Key Points

1. The paper explores the memory capabilities of Large Language Models (LLMs), considering their impact on human activities and language-related tasks like translation, summarization, and question-answering systems.

2. LLMs demonstrate memory capabilities similar to humans, which are proposed to be explained by the Universal Approximation Theorem (UAT) and operate as "Schrödinger's memory," wherein memory becomes observable when a specific query is posed.

3. The research focuses on two main directions for enhancing LLM memory mechanisms: Expanding Context Length and External Memory Integration, but it notes that the understanding of how memory functions within LLMs is not fully explained.

4. The paper uses UAT theory to explain the ability of LLMs to recall information learned from the past based on input cues, indicating that the fitting of input to a corresponding result constitutes the observed phenomenon of memory, termed as "Schrödinger's memory."

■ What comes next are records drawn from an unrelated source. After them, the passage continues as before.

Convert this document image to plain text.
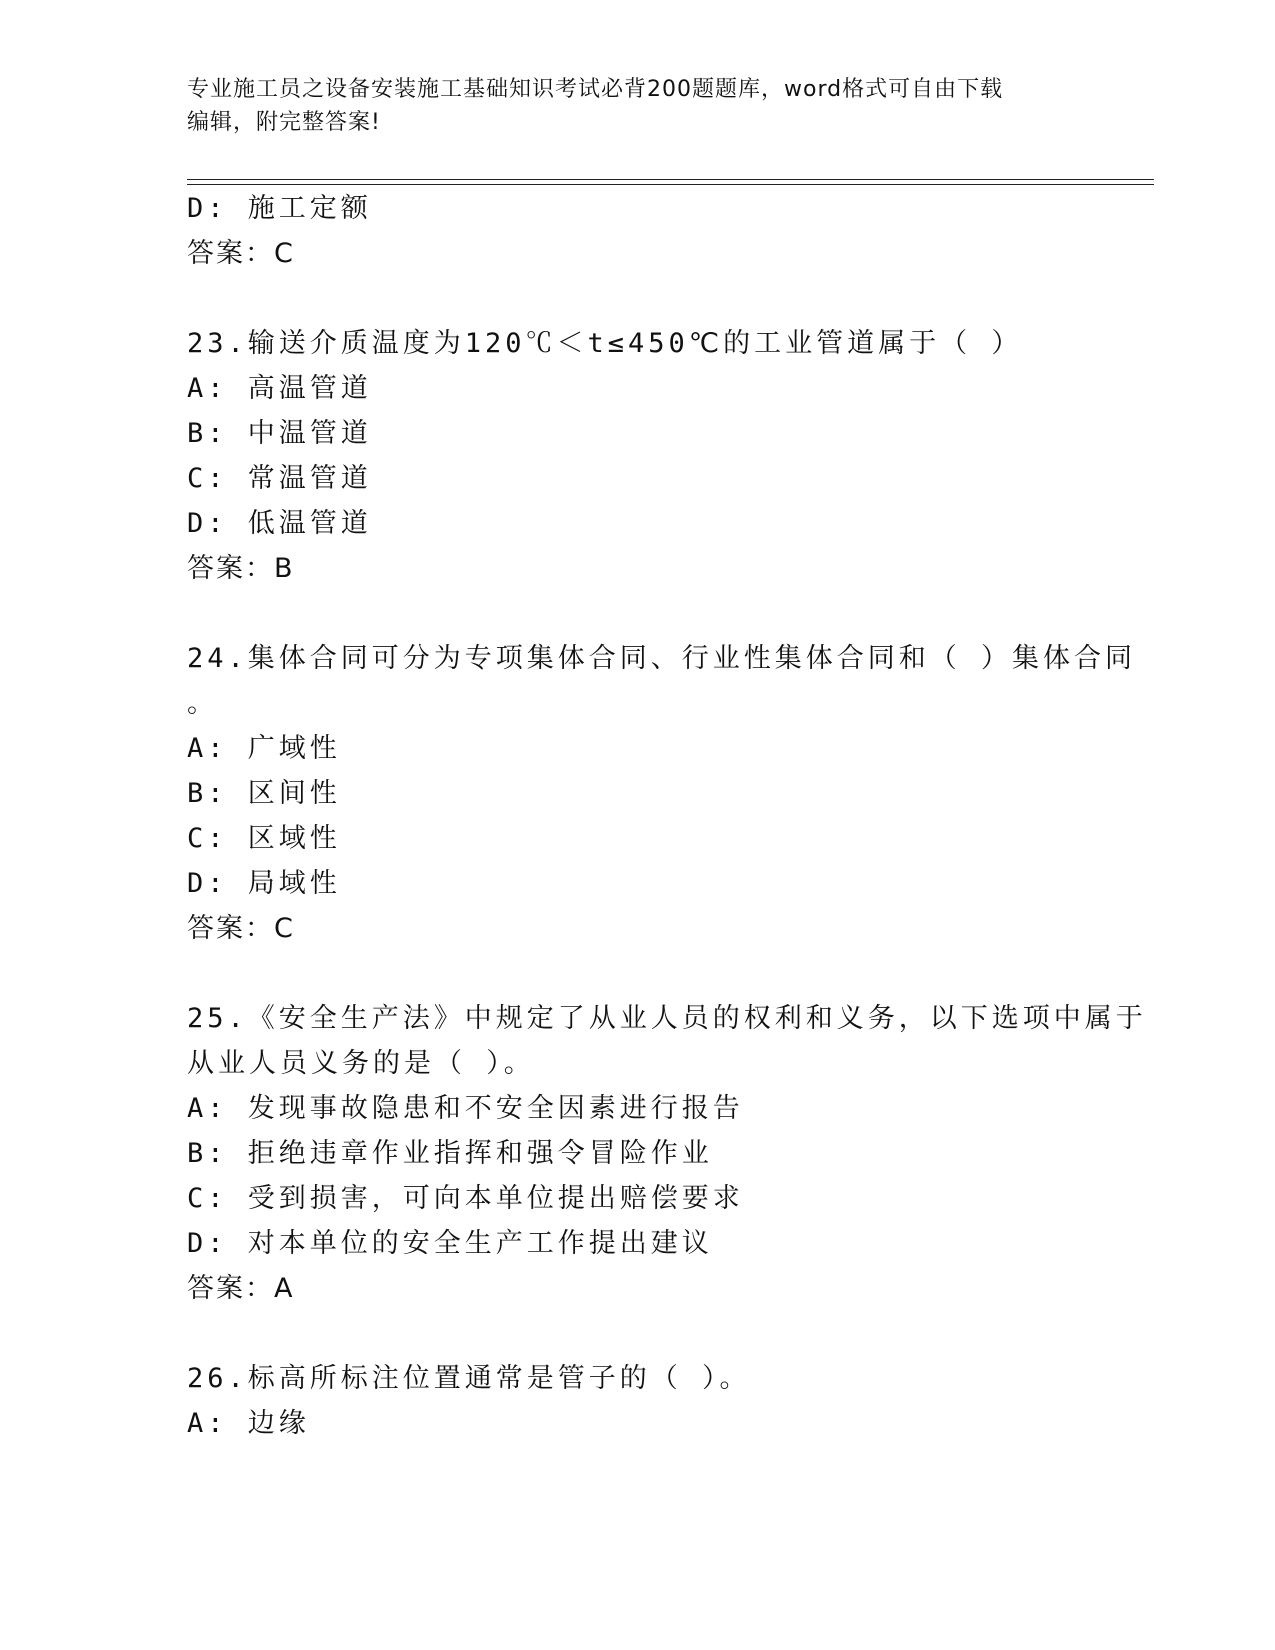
专业施工员之设备安装施工基础知识考试必背200题题库，word格式可自由下载
编辑，附完整答案!
D: 施工定额
答案：C
23.输送介质温度为120℃＜t≤450℃的工业管道属于（ ）
A: 高温管道
B: 中温管道
C: 常温管道
D: 低温管道
答案：B
24.集体合同可分为专项集体合同、行业性集体合同和（ ）集体合同
。
A: 广域性
B: 区间性
C: 区域性
D: 局域性
答案：C
25.《安全生产法》中规定了从业人员的权利和义务，以下选项中属于
从业人员义务的是（ ）。
A: 发现事故隐患和不安全因素进行报告
B: 拒绝违章作业指挥和强令冒险作业
C: 受到损害，可向本单位提出赔偿要求
D: 对本单位的安全生产工作提出建议
答案：A
26.标高所标注位置通常是管子的（ ）。
A: 边缘
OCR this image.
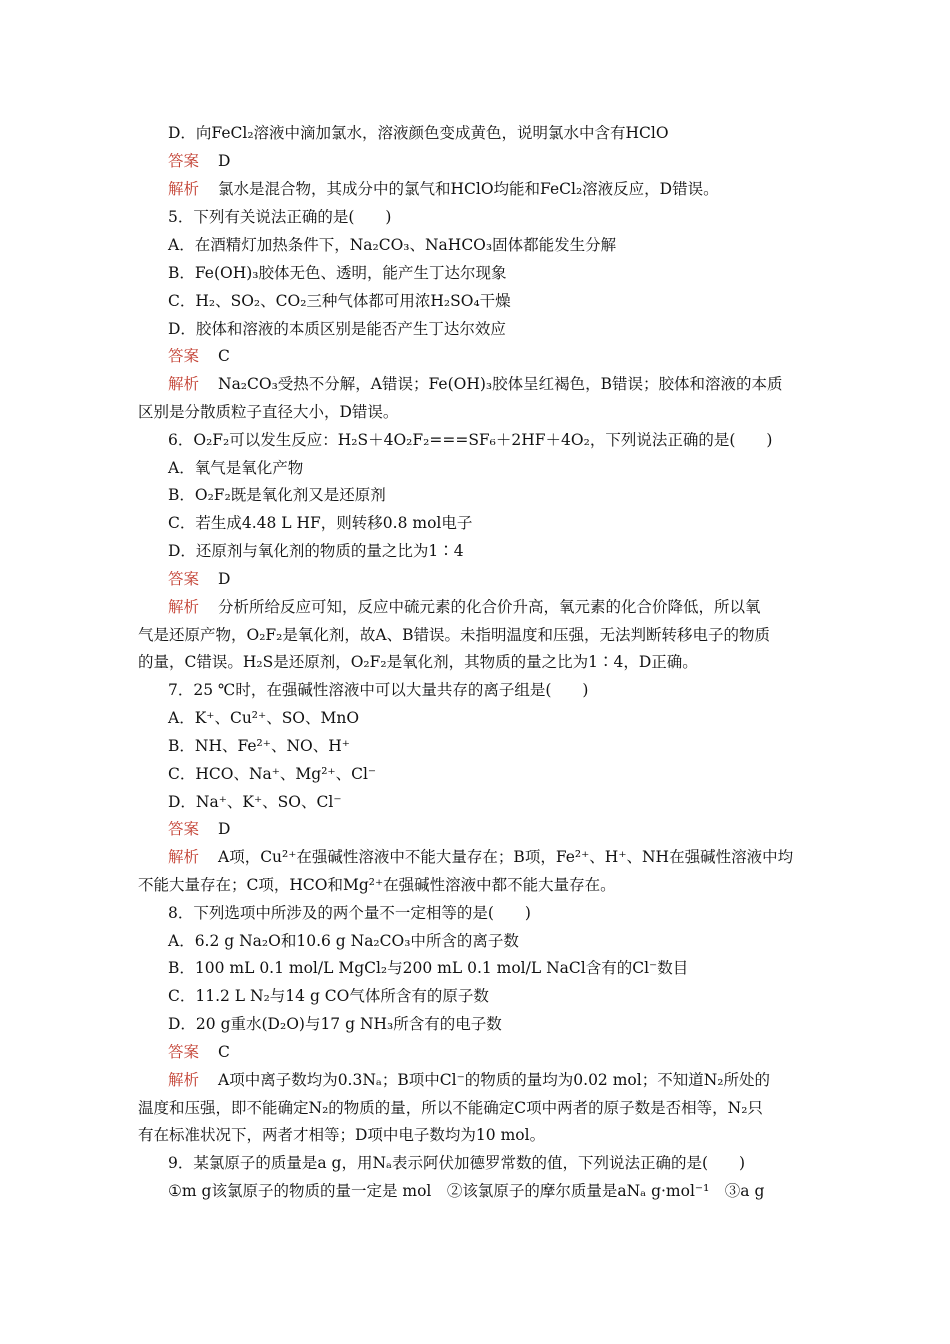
D．向FeCl₂溶液中滴加氯水，溶液颜色变成黄色，说明氯水中含有HClO
答案 D
解析 氯水是混合物，其成分中的氯气和HClO均能和FeCl₂溶液反应，D错误。
5．下列有关说法正确的是(　　)
A．在酒精灯加热条件下，Na₂CO₃、NaHCO₃固体都能发生分解
B．Fe(OH)₃胶体无色、透明，能产生丁达尔现象
C．H₂、SO₂、CO₂三种气体都可用浓H₂SO₄干燥
D．胶体和溶液的本质区别是能否产生丁达尔效应
答案 C
解析 Na₂CO₃受热不分解，A错误；Fe(OH)₃胶体呈红褐色，B错误；胶体和溶液的本质
区别是分散质粒子直径大小，D错误。
6．O₂F₂可以发生反应：H₂S＋4O₂F₂===SF₆＋2HF＋4O₂，下列说法正确的是(　　)
A．氧气是氧化产物
B．O₂F₂既是氧化剂又是还原剂
C．若生成4.48 L HF，则转移0.8 mol电子
D．还原剂与氧化剂的物质的量之比为1∶4
答案 D
解析 分析所给反应可知，反应中硫元素的化合价升高，氧元素的化合价降低，所以氧
气是还原产物，O₂F₂是氧化剂，故A、B错误。未指明温度和压强，无法判断转移电子的物质
的量，C错误。H₂S是还原剂，O₂F₂是氧化剂，其物质的量之比为1∶4，D正确。
7．25 ℃时，在强碱性溶液中可以大量共存的离子组是(　　)
A．K⁺、Cu²⁺、SO、MnO
B．NH、Fe²⁺、NO、H⁺
C．HCO、Na⁺、Mg²⁺、Cl⁻
D．Na⁺、K⁺、SO、Cl⁻
答案 D
解析 A项，Cu²⁺在强碱性溶液中不能大量存在；B项，Fe²⁺、H⁺、NH在强碱性溶液中均
不能大量存在；C项，HCO和Mg²⁺在强碱性溶液中都不能大量存在。
8．下列选项中所涉及的两个量不一定相等的是(　　)
A．6.2 g Na₂O和10.6 g Na₂CO₃中所含的离子数
B．100 mL 0.1 mol/L MgCl₂与200 mL 0.1 mol/L NaCl含有的Cl⁻数目
C．11.2 L N₂与14 g CO气体所含有的原子数
D．20 g重水(D₂O)与17 g NH₃所含有的电子数
答案 C
解析 A项中离子数均为0.3Nₐ；B项中Cl⁻的物质的量均为0.02 mol；不知道N₂所处的
温度和压强，即不能确定N₂的物质的量，所以不能确定C项中两者的原子数是否相等，N₂只
有在标准状况下，两者才相等；D项中电子数均为10 mol。
9．某氯原子的质量是a g，用Nₐ表示阿伏加德罗常数的值，下列说法正确的是(　　)
①m g该氯原子的物质的量一定是 mol　②该氯原子的摩尔质量是aNₐ g·mol⁻¹　③a g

5. Experiments are conducted to verify the memory capabilities of several models, and a new method for evaluating LLMs' memory ability is proposed.

6. The theoretical framework and mathematical form of UAT are briefly explained, and their application in Transformer-based LLMs is presented, indicating their dynamic fitting ability based on input.

7. Experiments are conducted to demonstrate the memory capabilities of LLMs, showing their ability to recall entire content based on minimal input information, aligned with the proposed definition of memory.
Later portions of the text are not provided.